A spokesman for Hamas, which rules the Gaza Strip, said the group would be watching Israel’s commitment to a cease-fire announced last night that was to end rocket fire from Gaza in return for a cessation of air strikes.
The truce, or calm, was to halt a round of violence that left one Israeli and as many as 15 Palestinians dead while 150 rockets were launched at Israel. After the announcement of the truce, five rockets fired from Gaza were intercepted by Israel’s anti-missile Iron Dome system, according to an army spokeswoman, speaking anonymously in accordance with regulation.
“A deal was brokered by Egypt, after talking with both sides, to restore calm starting tonight,” Ayman Taha said last night on Palestine TV. “Hamas will be watching the situation on the ground within the coming hours and also the seriousness of the Israeli enemy’s commitment to the calm.”
The Hamas-announced cease-fire, the second it has said it agreed to since the bloodshed began with an attack on the Israeli-Egyptian border on June 18, came amid a delay in the announcement of the winner of the presidential election in Egypt.
A candidate for the Muslim Brotherhood has claimed victory in that contest, raising security concerns in Israel exacerbated by the violence on its border with Egypt. Israel has linked the Brotherhood to Hamas, which has been designated a terrorist organization by Israel, the U.S. and the European Union, and has said that Palestinians in Gaza affiliated with the “global jihad” movement were responsible for the June 18 attack.
Barak Seri, a spokesman for Israeli Defense Minister Ehud Barak, said after Taha’s statement that the minister had instructed Israeli forces to continue to act to stop rocket fire from Gaza.
“Hamas wants to test how much they can get away with, on the assumption that in the coming months, when the Brotherhood is in power,” its fighters will be able to escape to Egyptian soil, said Jonathan Spyer, a political scientist at the Interdisciplinary Center Herzliya in Israel.

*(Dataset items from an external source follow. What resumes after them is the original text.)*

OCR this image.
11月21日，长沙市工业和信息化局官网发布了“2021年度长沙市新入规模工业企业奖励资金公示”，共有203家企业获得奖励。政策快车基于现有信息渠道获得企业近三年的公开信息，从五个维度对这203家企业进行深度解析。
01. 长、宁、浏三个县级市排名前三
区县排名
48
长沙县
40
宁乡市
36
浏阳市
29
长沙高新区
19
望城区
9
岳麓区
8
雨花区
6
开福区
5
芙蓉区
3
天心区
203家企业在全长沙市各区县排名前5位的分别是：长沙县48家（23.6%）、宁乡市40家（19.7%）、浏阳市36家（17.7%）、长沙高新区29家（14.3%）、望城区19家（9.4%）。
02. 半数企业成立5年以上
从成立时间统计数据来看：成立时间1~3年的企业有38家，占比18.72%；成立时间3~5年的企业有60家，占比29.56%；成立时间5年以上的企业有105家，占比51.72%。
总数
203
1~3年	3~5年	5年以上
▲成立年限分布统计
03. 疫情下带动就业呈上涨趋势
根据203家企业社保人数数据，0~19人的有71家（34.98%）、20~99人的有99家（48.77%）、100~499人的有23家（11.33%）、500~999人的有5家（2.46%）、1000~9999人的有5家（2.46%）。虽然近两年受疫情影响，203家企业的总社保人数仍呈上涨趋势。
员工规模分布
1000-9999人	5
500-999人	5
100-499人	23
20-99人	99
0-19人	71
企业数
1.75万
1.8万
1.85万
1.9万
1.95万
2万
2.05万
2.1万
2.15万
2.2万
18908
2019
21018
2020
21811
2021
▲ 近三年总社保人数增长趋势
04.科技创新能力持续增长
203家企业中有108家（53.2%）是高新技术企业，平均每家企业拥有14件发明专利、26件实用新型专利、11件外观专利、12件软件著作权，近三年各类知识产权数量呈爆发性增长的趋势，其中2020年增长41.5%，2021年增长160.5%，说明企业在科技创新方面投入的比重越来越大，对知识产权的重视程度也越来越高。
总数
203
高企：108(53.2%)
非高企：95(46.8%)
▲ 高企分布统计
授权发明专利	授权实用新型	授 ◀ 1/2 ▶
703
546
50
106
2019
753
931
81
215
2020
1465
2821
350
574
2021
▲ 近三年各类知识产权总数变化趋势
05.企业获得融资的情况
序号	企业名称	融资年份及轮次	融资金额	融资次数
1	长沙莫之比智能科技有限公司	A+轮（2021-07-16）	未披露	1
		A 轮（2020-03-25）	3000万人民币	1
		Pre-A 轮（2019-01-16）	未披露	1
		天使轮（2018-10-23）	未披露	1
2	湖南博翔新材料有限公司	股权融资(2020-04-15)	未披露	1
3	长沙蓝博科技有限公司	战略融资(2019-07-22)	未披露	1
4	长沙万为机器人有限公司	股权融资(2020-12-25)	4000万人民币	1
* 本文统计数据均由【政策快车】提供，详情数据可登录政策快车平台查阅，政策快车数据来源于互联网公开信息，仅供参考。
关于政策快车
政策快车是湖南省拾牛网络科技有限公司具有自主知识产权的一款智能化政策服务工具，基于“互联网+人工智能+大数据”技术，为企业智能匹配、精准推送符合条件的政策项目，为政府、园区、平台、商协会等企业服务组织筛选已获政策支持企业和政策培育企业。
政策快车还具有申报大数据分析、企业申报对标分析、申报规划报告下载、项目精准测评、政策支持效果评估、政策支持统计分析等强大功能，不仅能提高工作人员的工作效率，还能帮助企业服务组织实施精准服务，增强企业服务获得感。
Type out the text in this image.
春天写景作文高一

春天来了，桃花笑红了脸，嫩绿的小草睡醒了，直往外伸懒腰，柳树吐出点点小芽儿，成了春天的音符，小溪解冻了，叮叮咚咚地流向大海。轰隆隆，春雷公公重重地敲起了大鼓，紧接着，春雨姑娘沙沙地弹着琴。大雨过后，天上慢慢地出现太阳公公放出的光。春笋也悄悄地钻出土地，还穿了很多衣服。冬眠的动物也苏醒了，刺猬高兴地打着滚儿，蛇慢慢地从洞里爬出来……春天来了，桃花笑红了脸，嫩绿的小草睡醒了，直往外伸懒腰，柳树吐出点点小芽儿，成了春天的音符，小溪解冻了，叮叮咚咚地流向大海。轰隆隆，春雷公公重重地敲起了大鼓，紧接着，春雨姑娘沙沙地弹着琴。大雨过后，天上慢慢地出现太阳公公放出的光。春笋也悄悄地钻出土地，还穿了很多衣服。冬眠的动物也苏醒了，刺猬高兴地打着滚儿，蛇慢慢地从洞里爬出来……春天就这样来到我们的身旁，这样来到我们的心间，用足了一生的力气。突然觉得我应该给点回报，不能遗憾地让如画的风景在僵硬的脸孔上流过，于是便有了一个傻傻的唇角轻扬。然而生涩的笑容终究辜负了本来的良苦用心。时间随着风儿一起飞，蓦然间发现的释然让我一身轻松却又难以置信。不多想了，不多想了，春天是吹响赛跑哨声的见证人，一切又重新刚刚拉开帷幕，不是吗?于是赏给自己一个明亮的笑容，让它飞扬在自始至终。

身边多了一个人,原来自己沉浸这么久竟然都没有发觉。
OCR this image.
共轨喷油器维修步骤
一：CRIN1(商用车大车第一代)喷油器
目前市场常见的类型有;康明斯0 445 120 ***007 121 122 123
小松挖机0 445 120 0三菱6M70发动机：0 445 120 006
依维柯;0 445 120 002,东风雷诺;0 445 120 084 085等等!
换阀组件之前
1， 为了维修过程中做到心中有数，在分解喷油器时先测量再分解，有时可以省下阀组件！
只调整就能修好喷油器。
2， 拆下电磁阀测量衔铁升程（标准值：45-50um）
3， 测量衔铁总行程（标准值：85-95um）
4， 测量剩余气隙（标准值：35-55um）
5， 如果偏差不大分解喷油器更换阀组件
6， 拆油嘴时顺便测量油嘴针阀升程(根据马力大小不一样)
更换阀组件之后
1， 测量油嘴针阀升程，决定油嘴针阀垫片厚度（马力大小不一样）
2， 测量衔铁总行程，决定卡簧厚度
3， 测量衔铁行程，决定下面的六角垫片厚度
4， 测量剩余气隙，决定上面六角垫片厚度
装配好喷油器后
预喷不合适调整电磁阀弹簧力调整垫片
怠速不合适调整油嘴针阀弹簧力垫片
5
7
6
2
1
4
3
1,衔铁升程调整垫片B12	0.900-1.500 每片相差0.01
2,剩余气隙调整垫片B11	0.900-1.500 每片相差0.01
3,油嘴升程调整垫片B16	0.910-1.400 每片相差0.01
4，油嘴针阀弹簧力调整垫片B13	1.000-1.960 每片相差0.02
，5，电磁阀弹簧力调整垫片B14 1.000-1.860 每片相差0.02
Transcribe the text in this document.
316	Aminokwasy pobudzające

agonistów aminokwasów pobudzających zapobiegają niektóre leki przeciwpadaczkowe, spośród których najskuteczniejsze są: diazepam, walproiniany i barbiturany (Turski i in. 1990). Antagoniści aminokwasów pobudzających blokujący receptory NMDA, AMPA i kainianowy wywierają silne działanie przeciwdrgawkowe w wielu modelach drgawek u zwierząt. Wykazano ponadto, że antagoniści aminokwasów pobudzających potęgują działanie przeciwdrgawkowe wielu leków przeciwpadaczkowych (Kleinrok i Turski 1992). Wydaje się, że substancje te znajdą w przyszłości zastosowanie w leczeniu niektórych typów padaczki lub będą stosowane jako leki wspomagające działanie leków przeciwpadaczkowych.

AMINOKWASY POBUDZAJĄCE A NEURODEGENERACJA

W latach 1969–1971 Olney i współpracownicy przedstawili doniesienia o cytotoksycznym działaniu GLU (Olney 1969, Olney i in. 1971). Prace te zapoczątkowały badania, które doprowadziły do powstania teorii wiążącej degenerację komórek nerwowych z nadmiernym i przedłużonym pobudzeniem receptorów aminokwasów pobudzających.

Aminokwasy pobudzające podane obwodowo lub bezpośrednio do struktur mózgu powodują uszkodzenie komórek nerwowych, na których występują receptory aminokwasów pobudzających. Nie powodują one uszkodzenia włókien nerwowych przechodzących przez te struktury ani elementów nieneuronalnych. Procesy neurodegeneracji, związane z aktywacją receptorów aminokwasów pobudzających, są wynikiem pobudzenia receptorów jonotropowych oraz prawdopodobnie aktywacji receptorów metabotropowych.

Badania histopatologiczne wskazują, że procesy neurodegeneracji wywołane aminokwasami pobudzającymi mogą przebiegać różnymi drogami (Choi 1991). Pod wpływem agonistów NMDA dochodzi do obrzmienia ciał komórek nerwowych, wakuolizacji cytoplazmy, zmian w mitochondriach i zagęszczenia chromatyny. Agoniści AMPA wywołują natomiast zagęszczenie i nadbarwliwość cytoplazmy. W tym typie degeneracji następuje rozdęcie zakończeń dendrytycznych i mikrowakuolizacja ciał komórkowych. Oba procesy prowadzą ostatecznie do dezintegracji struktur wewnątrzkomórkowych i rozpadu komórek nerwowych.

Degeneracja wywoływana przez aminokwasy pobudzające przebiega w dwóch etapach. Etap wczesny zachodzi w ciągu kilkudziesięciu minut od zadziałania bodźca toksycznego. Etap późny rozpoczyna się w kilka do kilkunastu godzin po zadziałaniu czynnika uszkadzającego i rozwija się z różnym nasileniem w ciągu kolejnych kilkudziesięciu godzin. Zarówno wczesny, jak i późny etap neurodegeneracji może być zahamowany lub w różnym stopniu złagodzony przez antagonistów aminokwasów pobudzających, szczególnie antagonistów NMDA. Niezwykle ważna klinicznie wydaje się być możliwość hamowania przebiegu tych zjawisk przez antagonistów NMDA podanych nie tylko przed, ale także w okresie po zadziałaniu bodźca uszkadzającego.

Barak is among Israeli leaders who have voiced concerns about worsening security on the border with Egypt, which signed a peace treaty with the Jewish state more than three decades ago. Seri said the minister told forces to prepare for a harsher response should rocket fire on southern Israel continue.
“Hamas is feeling pretty confident because it feels Israel has tried to lay down red lines and it has ignored them,” Spyer said. “Hamas has a strategic sense of wind in its sails because of the rise of the Muslim Brotherhood.”
After Taha’s televised statement, residents of Gaza reported that Israeli drones and war planes were no longer flying or hovering over the Hamas-controlled territory.
The Hamas-announced truce came after the Hamas militant wing, the al-Qassam Brigades, warned that it that it could no longer maintain “the quiet due to the enemy aerial strikes,” adding that “retaliation will come at a proper place and time.”
Late on June 20, Hamas said it had agreed to a truce. The number of rockets and mortar shells fired from Gaza fell over the next two days, only to rise again yesterday amid a growing number of Israeli air strikes.
Egypt will announce the results of its presidential election at 3 p.m. Cairo time today, the state-run Ahram Gate website reported, citing Omar Salama, a member of the election commission.
Muslim Brotherhood candidate Mohamed Mursi claims he has beaten Ahmed Shafik, the last prime minister under ousted President Hosni Mubarak. Shafik’s campaign has also declared victory.
Akram Atallah, a political analyst at Gaza’s al-Azhar University, said both sides have an interest in containing the bloodshed.
“Both Hamas and Israel know very well that they won’t start an extensive battle amid the changes in the Arab world,” Atallah said by phone. “Israel doesn’t want to be involved in a war that leads to a confrontation with Egypt, and Hamas is seeking political privileges and not more escalation.”